Bild: In der Sächsischen Schweiz 1935.
Bild: Ausbau der kleinen Halle.
Bild: Das erste Höhlenhaus, die sogenannte Blockhütte.

Nach dem Ersten Weltkrieg trieb die 1919 gegründete "Höhlenvereinigung" die systematische Erschließung der Tiefenhöhle voran. Sie dauerte bis 1920 und wurde mit der Errichtung einer kleinen Hütte über dem Höhleneingang abgeschlossen.

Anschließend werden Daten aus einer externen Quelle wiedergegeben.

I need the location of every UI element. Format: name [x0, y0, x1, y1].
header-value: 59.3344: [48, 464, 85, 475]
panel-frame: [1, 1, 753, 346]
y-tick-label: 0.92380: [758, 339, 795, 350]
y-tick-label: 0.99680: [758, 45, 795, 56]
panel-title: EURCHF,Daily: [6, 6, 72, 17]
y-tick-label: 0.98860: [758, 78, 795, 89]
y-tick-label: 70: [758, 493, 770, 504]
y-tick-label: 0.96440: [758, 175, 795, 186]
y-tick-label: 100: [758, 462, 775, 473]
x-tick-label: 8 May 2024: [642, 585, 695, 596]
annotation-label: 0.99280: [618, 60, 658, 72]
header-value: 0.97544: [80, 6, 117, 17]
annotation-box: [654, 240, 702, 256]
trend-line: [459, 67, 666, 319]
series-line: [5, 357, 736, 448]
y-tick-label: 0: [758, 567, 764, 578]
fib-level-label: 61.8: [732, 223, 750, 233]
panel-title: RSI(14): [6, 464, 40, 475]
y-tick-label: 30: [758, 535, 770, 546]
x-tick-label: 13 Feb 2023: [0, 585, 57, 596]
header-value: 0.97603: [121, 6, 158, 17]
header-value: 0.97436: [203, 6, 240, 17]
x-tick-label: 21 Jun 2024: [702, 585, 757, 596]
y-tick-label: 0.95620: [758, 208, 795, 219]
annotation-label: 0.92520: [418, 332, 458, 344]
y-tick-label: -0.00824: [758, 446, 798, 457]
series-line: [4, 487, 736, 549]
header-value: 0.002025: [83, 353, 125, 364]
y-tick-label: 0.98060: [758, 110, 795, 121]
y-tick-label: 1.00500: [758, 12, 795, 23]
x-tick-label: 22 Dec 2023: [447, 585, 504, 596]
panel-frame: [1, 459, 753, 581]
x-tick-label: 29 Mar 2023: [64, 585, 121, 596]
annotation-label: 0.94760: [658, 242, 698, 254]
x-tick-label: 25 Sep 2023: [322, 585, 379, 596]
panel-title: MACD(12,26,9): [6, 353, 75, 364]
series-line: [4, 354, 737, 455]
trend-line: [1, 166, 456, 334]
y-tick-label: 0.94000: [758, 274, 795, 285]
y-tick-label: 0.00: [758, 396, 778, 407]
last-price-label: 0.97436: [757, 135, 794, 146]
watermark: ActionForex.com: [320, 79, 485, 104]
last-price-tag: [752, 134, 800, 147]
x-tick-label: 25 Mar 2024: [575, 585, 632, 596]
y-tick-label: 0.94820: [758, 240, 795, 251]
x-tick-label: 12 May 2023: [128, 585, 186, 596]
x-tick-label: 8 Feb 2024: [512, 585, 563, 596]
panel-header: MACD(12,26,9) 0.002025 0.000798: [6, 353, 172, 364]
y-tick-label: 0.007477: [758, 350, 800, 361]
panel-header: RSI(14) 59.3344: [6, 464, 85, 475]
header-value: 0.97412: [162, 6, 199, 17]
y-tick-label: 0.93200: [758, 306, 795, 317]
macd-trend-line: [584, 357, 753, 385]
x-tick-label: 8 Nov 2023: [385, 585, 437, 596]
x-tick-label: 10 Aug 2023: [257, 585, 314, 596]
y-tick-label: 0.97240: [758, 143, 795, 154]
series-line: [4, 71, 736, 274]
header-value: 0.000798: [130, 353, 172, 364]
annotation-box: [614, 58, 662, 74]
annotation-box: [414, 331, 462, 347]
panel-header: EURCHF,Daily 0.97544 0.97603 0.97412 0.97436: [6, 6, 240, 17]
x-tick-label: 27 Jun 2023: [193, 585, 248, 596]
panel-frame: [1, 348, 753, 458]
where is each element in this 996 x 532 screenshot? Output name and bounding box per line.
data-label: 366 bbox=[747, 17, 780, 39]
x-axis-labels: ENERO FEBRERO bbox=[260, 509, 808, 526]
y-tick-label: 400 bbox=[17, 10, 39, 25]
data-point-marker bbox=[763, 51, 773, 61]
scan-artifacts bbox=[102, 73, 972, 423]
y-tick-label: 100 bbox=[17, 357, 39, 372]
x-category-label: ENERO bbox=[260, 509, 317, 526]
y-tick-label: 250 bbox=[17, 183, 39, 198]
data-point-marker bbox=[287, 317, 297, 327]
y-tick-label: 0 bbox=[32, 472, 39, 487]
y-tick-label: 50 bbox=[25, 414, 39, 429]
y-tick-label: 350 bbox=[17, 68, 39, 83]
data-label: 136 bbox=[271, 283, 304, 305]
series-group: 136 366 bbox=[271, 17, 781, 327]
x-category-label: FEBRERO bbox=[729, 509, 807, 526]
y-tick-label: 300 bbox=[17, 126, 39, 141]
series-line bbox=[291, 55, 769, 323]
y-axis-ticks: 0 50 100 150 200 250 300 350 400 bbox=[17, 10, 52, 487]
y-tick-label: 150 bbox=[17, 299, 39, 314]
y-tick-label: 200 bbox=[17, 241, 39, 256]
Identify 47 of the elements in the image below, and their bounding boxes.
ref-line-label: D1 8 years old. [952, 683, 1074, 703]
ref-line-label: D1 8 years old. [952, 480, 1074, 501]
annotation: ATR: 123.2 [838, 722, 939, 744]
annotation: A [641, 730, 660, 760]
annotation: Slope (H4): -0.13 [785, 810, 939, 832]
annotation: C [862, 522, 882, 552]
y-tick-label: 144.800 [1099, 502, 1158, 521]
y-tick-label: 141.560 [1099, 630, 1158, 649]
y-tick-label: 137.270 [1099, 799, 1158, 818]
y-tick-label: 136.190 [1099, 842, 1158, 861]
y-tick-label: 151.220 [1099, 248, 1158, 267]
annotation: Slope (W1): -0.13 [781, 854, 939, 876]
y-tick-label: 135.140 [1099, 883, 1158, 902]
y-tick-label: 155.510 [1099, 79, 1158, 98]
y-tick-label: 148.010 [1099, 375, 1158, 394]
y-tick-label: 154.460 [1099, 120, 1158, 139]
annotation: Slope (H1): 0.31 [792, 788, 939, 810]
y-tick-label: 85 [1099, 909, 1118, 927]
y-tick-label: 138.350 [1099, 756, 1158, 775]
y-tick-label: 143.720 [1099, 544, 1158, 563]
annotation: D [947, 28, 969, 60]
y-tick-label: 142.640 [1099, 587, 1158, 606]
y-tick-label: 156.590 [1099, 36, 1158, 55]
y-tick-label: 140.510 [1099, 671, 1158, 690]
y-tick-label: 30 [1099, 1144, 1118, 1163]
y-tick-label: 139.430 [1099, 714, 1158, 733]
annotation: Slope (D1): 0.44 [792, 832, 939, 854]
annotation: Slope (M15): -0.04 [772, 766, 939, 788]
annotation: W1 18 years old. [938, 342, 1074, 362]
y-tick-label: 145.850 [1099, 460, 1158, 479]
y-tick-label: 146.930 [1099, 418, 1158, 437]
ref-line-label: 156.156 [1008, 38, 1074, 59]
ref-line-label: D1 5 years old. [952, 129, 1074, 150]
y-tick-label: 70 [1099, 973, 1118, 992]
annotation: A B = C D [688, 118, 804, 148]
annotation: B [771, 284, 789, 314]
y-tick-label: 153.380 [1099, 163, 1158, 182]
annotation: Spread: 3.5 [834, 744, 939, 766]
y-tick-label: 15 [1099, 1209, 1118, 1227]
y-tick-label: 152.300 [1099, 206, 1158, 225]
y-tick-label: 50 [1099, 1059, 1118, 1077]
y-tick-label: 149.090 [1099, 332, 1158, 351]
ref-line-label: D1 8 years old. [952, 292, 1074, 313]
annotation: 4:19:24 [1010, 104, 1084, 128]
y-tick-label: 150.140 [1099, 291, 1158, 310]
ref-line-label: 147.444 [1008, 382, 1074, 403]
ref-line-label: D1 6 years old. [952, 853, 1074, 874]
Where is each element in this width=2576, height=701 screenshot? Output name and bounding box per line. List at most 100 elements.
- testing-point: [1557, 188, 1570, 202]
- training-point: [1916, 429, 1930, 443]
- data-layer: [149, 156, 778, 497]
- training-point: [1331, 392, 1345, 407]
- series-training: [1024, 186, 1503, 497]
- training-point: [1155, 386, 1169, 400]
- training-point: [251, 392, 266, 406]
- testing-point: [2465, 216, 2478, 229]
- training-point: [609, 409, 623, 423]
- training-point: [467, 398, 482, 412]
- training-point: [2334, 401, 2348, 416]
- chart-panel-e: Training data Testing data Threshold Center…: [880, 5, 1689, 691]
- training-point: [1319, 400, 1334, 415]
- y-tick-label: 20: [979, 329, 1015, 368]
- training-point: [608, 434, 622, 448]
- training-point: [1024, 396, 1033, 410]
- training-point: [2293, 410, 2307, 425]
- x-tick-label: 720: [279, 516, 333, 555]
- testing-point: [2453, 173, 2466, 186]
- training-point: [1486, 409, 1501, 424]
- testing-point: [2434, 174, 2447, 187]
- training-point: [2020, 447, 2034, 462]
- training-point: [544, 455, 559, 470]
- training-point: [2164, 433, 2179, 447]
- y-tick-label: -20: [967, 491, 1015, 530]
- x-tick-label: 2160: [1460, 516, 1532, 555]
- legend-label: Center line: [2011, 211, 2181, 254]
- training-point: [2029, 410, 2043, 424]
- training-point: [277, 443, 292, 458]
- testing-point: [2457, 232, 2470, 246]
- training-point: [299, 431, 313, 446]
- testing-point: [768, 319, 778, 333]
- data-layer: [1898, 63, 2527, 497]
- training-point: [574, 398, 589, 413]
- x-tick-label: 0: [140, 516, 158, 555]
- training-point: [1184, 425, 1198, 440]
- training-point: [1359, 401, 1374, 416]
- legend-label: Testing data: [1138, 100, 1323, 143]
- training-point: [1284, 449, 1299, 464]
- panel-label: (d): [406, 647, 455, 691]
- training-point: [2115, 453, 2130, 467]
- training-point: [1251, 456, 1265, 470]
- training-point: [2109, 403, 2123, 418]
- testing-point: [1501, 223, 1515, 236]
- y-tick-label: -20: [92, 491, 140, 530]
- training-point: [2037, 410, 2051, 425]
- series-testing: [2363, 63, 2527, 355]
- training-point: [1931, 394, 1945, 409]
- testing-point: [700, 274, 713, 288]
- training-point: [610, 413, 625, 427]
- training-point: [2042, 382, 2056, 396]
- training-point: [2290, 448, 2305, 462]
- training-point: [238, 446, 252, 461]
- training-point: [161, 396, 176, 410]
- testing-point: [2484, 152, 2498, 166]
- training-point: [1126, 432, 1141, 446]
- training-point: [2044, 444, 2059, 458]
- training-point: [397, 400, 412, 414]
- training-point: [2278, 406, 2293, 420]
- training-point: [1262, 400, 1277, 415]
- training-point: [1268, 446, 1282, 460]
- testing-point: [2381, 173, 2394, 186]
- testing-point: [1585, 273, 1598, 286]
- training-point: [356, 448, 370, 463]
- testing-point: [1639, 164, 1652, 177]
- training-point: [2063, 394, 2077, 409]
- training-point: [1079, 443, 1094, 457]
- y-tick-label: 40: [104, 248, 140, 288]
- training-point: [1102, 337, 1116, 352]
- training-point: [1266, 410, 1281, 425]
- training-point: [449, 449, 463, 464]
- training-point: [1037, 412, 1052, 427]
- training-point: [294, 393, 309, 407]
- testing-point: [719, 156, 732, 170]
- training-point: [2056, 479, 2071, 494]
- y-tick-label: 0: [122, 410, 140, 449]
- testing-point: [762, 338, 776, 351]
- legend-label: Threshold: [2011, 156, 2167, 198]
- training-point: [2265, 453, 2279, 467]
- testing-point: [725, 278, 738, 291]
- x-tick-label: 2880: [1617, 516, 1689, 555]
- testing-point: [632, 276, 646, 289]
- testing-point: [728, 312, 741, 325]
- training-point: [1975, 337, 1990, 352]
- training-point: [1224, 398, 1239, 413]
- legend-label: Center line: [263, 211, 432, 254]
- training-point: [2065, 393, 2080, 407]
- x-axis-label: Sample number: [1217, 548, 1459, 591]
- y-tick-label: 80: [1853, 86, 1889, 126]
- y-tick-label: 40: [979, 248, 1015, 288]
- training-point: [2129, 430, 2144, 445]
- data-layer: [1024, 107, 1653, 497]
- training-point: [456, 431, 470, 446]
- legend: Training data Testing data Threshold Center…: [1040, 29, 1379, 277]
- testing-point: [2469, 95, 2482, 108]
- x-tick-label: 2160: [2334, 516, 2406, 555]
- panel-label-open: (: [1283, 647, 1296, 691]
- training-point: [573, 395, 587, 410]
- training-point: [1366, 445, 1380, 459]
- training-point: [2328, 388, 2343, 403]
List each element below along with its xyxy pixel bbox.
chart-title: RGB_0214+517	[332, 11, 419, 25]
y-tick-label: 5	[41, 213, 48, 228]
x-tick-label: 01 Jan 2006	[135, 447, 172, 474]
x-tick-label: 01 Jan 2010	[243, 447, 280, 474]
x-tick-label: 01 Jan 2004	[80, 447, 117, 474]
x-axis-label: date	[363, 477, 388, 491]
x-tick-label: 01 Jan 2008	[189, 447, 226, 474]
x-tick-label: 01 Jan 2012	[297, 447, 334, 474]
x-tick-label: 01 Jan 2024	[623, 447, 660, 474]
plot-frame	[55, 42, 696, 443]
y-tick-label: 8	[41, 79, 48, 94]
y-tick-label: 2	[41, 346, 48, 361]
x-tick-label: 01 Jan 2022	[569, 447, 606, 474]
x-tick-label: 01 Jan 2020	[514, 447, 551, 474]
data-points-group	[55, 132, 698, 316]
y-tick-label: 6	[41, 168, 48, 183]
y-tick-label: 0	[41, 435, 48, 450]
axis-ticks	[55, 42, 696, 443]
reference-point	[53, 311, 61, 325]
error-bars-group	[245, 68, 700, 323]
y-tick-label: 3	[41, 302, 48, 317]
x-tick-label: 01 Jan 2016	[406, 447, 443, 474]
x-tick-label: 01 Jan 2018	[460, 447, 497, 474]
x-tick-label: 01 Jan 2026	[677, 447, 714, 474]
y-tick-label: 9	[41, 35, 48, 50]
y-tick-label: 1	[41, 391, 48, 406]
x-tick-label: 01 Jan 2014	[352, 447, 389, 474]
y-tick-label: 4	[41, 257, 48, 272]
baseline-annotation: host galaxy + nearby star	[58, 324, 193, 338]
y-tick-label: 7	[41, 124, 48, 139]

Die "Höhlenbären", wie die in der Tiefenhöhle tätigen im Ort genannt wurden, haben von 1932 bis 1935 einen vollständigen Neuausbau geschafft und dabei die alten Holzleitern durch Betonstufen und Eisentreppen ersetzt. Als Abschluss dieser Ausbaukampagne wurde ein 20 m langer Höhlengang, der mit Lehm und Gestein plombiert war, ausgegraben und zugänglich gemacht. Dadurch war für den Besucher erstmals ein Rundgang möglich, der seinen Anfang in der Großen Halle in 40 m Tiefe nahm.

1935 schlossen sich die Laichinger Höhlenfreunde zum Orts- und Verschönerungsverein zusammen. Sie ermöglichten 1936 die erste elektrische Beleuchtung der Höhle.